21. Duka Kehilangan

5 0 0
                                    

Esok paginya Laudi terbangun karena suara deburan ombak yang keras saat memecah karang. Ia mengerjap beberapa kali dan mendapati Kara serta Nilam yang tidur di atas tanah, tepat di sebelah Laudi. Dipa serta Leo juga masih terlelap di seberang api unggun. Hanya Rendra yang tidak terlihat di area tersebut.

Laudi menggeliat pelan lantas bangkit berdiri untuk menjelajahi pulau kecil itu. Ia juga harus mencari tempat untuk buang air. Beruntung ada sebuah bilik toilet umum sempit di dekat jembatan. Setidaknya Laudi bisa menuntaskan keperluan pribadinya itu dengan nyaman dan tidak perlu bersembunyi di balik semak-semak yang gatal.

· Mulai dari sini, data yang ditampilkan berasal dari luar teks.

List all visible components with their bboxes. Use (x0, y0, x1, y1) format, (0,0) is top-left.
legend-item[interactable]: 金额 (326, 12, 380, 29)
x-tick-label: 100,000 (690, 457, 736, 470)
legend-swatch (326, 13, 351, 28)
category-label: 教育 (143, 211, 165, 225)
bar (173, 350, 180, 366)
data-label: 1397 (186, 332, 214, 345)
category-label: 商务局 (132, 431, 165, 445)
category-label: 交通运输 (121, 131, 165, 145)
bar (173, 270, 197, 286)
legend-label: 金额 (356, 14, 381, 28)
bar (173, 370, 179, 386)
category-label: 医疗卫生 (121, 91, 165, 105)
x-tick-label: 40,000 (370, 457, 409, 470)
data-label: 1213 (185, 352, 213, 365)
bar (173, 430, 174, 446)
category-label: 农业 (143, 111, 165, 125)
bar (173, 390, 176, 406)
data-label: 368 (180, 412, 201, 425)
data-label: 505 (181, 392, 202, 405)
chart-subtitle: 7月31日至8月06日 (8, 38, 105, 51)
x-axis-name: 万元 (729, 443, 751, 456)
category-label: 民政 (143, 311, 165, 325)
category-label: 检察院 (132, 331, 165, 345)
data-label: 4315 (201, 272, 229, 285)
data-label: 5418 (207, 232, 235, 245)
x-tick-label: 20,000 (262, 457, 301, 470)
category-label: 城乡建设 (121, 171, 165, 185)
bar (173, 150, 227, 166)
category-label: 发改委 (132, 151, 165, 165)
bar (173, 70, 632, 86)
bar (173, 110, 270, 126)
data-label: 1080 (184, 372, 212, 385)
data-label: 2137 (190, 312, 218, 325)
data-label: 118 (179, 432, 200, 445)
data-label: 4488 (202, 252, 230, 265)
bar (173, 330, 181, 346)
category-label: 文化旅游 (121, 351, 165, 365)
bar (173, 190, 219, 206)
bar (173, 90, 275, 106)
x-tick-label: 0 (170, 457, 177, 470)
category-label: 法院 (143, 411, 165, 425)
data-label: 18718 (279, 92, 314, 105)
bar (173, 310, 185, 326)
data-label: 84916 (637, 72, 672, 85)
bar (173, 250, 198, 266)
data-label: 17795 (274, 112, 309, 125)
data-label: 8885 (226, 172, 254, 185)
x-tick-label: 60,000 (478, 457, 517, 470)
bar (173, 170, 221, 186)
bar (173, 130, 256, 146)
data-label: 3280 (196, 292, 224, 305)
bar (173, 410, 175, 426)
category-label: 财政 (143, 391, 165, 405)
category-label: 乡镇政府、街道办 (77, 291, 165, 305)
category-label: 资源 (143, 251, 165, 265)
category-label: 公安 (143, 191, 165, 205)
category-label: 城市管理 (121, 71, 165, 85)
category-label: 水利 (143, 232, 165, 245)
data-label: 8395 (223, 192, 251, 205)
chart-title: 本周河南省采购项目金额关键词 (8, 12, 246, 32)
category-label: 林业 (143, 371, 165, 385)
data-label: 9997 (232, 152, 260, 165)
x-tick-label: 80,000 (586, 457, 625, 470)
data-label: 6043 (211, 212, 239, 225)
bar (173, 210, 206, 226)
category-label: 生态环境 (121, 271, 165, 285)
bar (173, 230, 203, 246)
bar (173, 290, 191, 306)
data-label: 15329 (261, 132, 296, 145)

Saat sampai di tepi pantai, Talia melihat Rendra sedang berdiri ke arah laut lepas. Matahari belum terbit sepenuhnya. Karena itu suasana pagi masih sedikit gelap. Karena itu sosok Rendra yang berdiri di tepi pantai tampak seperti siluet. Laudi pun mengurungkan niatnya untuk ke toilet. Gadis itu menghampiri Rendra yang sudah bangun sejak pagi-pagi buta.

"Kamu nggak tidur?" tanya Laudi begitu sampai di jarak dengar pemuda tersebut. Suara debur ombak masih bersahut-sahutan. Meski begitu suaranya terdengar cukup jelas.

"Barusan bangun juga, kok," jawab Rendra masih menghadap ke arah laut dengan kacamata hitamnya yang trendi.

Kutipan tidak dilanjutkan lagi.